Stanford Football may be in a lull of visible on-field player activity, sandwiched between the April spring practices and May workouts and the coming unofficial sessions of the summer. But as most Cardinalmaniacs™ can tell you today, the activity surrounding the new Stanford Stadium is cranking at a feverish pace. Webcam watching addicts know that construction has moved into a couple titillating areas in the past couple weeks. No longer just an abstract bowl of dirt, concrete and steel, the nascent stadium is taking shape with seats now installed in nearly the entire upper level.
Particularly exciting to this credentialed Stanford reporter is the rapid construction of the modernistic and magnificent press box. Actually, we have to wean ourselves off the term "press box" as the four-level glass structure has been named the Skybox. Holding much more than the press, the new Skybox has a level of luxury suites plus amenities that cater toward the highest premium sections of season ticket holders. Steel and concrete now give us a good idea of what the Skybox structure will take, with the interior finishings and glass windows still to come. On the exterior face of the stadium away from the field, the mammoth Stanford "S" logo has been pieced together.

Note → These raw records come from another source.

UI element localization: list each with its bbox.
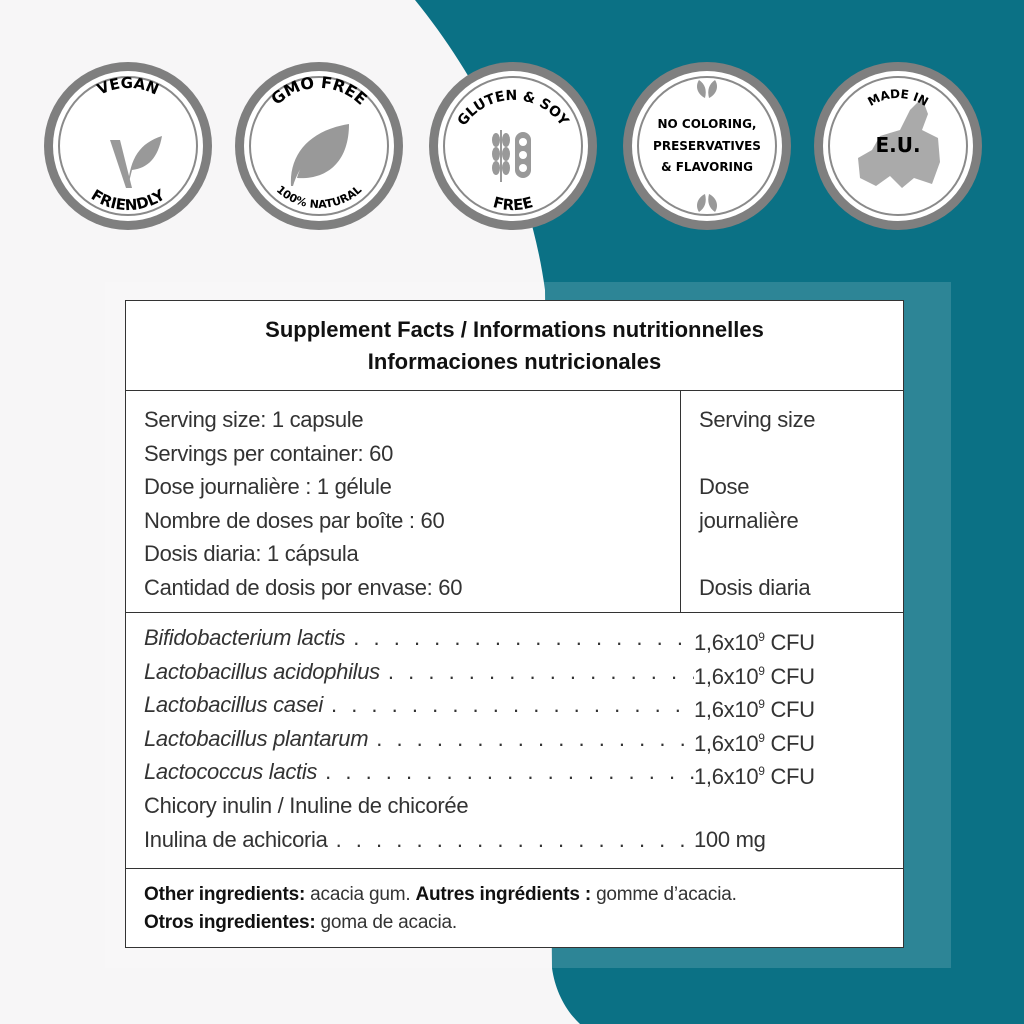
ingredient-row: Bifidobacterium lactis 1,6x109 CFU (144, 621, 824, 655)
other-en-label: Other ingredients: (144, 884, 306, 905)
supplement-facts-table: Supplement Facts / Informations nutritio… (125, 300, 904, 948)
serving-label (699, 437, 903, 471)
ingredient-amount: 1,6x109 CFU (694, 730, 815, 756)
badge-vegan-friendly: VEGAN FRIENDLY (40, 58, 216, 234)
leaves-icon (697, 80, 717, 212)
ingredient-amount: 1,6x109 CFU (694, 663, 815, 689)
ingredient-name: Chicory inulin / Inuline de chicorée (144, 792, 469, 818)
ingredient-amount: 100 mg (694, 826, 766, 852)
ingredient-row: Lactobacillus casei 1,6x109 CFU (144, 688, 824, 722)
ingredient-amount: 1,6x109 CFU (694, 630, 815, 655)
serving-line: Dose journalière : 1 gélule (144, 474, 392, 500)
ingredient-amount: 1,6x109 CFU (694, 764, 815, 790)
ingredient-name: Lactobacillus acidophilus (144, 658, 380, 684)
other-es-label: Otros ingredientes: (144, 912, 316, 933)
other-es: goma de acacia. (315, 912, 458, 933)
serving-line: Nombre de doses par boîte : 60 (144, 507, 445, 533)
ingredient-row: Lactobacillus acidophilus 1,6x109 CFU (144, 655, 824, 689)
badge-gluten-soy-free: GLUTEN & SOY FREE (425, 58, 601, 234)
badge-center-text: E.U. (875, 133, 920, 157)
ingredient-row: Inulina de achicoria 100 mg (144, 823, 824, 857)
serving-section: Serving size: 1 capsule Servings per con… (126, 391, 903, 613)
ingredient-name: Lactobacillus casei (144, 692, 323, 718)
other-fr: gomme d’acacia. (590, 884, 737, 905)
leaf-icon (290, 124, 349, 186)
v-leaf-icon (110, 136, 162, 188)
ingredient-name: Inulina de achicoria (144, 826, 328, 852)
ingredient-name: Bifidobacterium lactis (144, 625, 346, 650)
badge-gmo-free: GMO FREE 100% NATURAL (231, 58, 407, 234)
serving-label (699, 537, 903, 571)
facts-title: Supplement Facts / Informations nutritio… (265, 317, 764, 342)
serving-label: journalière (699, 507, 799, 533)
ingredient-name: Lactococcus lactis (144, 759, 318, 785)
ingredient-amount: 1,6x109 CFU (694, 697, 815, 723)
serving-line: Cantidad de dosis por envase: 60 (144, 574, 463, 600)
facts-subtitle: Informaciones nutricionales (367, 349, 662, 374)
wheat-soy-icon (492, 130, 531, 182)
serving-label: Dosis diaria (699, 574, 811, 600)
badge-no-additives: NO COLORING, PRESERVATIVES & FLAVORING (619, 58, 795, 234)
other-ingredients: Other ingredients: acacia gum. Autres in… (126, 869, 903, 937)
badge-made-in-eu: MADE IN E.U. (810, 58, 986, 234)
badge-line: & FLAVORING (661, 160, 753, 174)
serving-line: Serving size: 1 capsule (144, 407, 364, 432)
ingredient-row: Chicory inulin / Inuline de chicorée (144, 789, 824, 823)
svg-text:FREE: FREE (491, 193, 535, 214)
other-fr-label: Autres ingrédients : (415, 884, 592, 905)
ingredient-row: Lactococcus lactis 1,6x109 CFU (144, 755, 824, 789)
ingredients-section: Bifidobacterium lactis1,6x109 CFULactoba… (126, 613, 903, 869)
europe-map-icon (858, 98, 940, 188)
serving-line: Servings per container: 60 (144, 440, 394, 466)
ingredient-name: Lactobacillus plantarum (144, 725, 369, 751)
badge-bottom-text: FREE (491, 193, 535, 214)
serving-line: Dosis diaria: 1 cápsula (144, 541, 359, 567)
other-en: acacia gum. (305, 884, 416, 905)
facts-header: Supplement Facts / Informations nutritio… (126, 301, 903, 391)
ingredient-row: Lactobacillus plantarum 1,6x109 CFU (144, 722, 824, 756)
serving-label: Serving size (699, 407, 816, 432)
serving-label: Dose (699, 474, 750, 500)
badge-line: NO COLORING, (657, 117, 756, 131)
badge-line: PRESERVATIVES (653, 139, 761, 153)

The official word this week is that the stadium is on schedule for its September 16 opener against Navy, just over three months away. Rain in recent months has exceeded anything seen in the area in decades, which is cruel timing for the first new stadium construction in 85 years on The Farm. To keep the construction schedule on track thus far is thus an improbable and awesome accomplishment.

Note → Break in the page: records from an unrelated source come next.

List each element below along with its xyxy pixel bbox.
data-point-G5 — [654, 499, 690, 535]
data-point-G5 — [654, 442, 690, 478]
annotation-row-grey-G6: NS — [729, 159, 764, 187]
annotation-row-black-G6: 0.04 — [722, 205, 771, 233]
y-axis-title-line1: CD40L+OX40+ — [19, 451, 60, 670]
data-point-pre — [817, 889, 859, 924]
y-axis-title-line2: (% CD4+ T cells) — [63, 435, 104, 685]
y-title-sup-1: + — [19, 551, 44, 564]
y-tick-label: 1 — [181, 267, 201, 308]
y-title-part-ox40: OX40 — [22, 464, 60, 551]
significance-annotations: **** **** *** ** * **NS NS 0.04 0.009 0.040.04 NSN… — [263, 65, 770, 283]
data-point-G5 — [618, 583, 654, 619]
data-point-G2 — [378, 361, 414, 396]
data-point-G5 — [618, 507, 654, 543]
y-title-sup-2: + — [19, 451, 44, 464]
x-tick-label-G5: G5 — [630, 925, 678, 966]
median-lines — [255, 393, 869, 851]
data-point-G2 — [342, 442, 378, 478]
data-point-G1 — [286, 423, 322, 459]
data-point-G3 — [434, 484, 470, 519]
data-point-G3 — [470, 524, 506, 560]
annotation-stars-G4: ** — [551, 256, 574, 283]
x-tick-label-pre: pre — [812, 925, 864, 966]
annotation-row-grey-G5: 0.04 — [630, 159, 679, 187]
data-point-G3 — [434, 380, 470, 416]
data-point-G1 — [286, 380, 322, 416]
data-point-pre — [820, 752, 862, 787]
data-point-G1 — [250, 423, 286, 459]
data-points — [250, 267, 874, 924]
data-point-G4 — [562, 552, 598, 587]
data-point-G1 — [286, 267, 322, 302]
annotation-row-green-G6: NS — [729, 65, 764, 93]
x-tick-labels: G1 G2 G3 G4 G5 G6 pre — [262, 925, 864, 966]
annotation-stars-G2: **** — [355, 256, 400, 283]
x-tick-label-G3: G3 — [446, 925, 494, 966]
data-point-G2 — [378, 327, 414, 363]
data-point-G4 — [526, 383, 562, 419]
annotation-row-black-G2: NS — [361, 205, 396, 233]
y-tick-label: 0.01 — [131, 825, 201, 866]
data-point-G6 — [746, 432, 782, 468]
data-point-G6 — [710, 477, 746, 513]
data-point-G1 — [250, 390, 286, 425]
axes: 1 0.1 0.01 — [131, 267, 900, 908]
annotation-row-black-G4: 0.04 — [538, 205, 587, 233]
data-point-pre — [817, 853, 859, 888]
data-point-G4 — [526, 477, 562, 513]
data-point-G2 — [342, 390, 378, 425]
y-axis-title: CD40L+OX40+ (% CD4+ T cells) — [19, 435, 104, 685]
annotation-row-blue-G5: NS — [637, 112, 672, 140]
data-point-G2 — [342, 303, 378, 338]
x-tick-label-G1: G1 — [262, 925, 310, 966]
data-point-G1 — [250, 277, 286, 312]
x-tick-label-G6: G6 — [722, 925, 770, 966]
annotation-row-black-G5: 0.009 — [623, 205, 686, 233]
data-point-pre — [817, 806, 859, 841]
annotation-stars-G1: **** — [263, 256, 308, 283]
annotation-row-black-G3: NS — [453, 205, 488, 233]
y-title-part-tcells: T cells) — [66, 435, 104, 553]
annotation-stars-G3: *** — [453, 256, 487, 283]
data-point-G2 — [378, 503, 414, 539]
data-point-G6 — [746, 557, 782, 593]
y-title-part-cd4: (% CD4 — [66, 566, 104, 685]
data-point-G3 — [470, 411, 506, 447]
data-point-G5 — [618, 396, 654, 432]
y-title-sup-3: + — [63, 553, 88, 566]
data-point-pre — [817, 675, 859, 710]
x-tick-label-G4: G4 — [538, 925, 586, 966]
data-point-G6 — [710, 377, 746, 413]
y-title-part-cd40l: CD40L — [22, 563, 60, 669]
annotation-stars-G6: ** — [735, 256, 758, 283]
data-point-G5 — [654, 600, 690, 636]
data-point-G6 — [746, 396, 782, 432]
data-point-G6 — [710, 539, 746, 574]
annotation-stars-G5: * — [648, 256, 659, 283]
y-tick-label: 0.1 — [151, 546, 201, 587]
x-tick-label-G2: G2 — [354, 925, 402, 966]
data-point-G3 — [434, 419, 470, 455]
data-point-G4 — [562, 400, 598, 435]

It is not a coincidence that ticket sales are surging with this visible bustle of activity in the home of Stanford Football. Recently, an important milestone was reached, with season tickets plus out-of-circulation tickets moving well past half of the capacity of the 50,000-seat stadium. At this time, approximately 42% of the stadium is still available for sale. Some of the fastest selling sections have been the Alumni, Faculty/Staff and Family Plan sections - the first two of which have sold out, and the third is on target to sell out by the season opener.
There is no question that the demand for season tickets at Stanford Stadium is hot. Adding up the season tickets sold for the 2005 season, Stanford has already exceeded that final number by approximately 50% in 2006. Considering that the fall season is still three months away, and season ticket sales began just over four months ago on January 29, the progress is very impressive.
"We're working toward sell-outs, and it appears that we are well on our way to reaching our goal," says athletic director Bill Walsh.
In the Spring issue of The Bootleg Magazine, we featured an exclusive sit-down interview with Walsh on the subject of Stanford Stadium and his focus on season ticket sales. Walsh told us then that his goal was a sold-out Stanford Stadium, but even a 75%-sold stadium would add $3.5 million of new revenue to the Athletic Department. Double that number to take into account the increase in donations for boosters and corporations to sit in the premium sections and luxury boxes. Recently running a budget deficit of $3-plus million, Stanford Athletics is headed back to the black and into a new world of possibilities.
Walsh also told us in that interview that the first phase of season ticket sales would be directed toward repeat customers. He offers the same message today, with marketing and programs aimed toward new ticket holders to watch Stanford Football about to be unveiled.
"Our ticket sales efforts have been focused on our current season ticket holders," Walsh offers. "Now that they've been seated, our efforts will shift aggressively toward selling to the general public."
Individual tickets will go on sale July 3, though ticket sales managers are still today and will continue going forward to push on season ticket sales. One benefit Stanford believes has boosted their sales activity is their pricing. In 2005, season ticket prices ranged between $170 and $200. The market research Stanford conducted in the fall and winter told them that the public expected a sharp increase in prices given the overwhelming improvements in sight lines, facilities and amenities. Coming under that expectation, Stanford in 2006 is selling season tickets between $180 and $275.
"Based on our market research, people were expecting a 50% increase in ticket prices. With the new amenities and features, people are excited," says Marie Vasquez, public relations and community relations specialist for the Stanford Stadium project. "We actually introduced ticket prices below what people anticipated."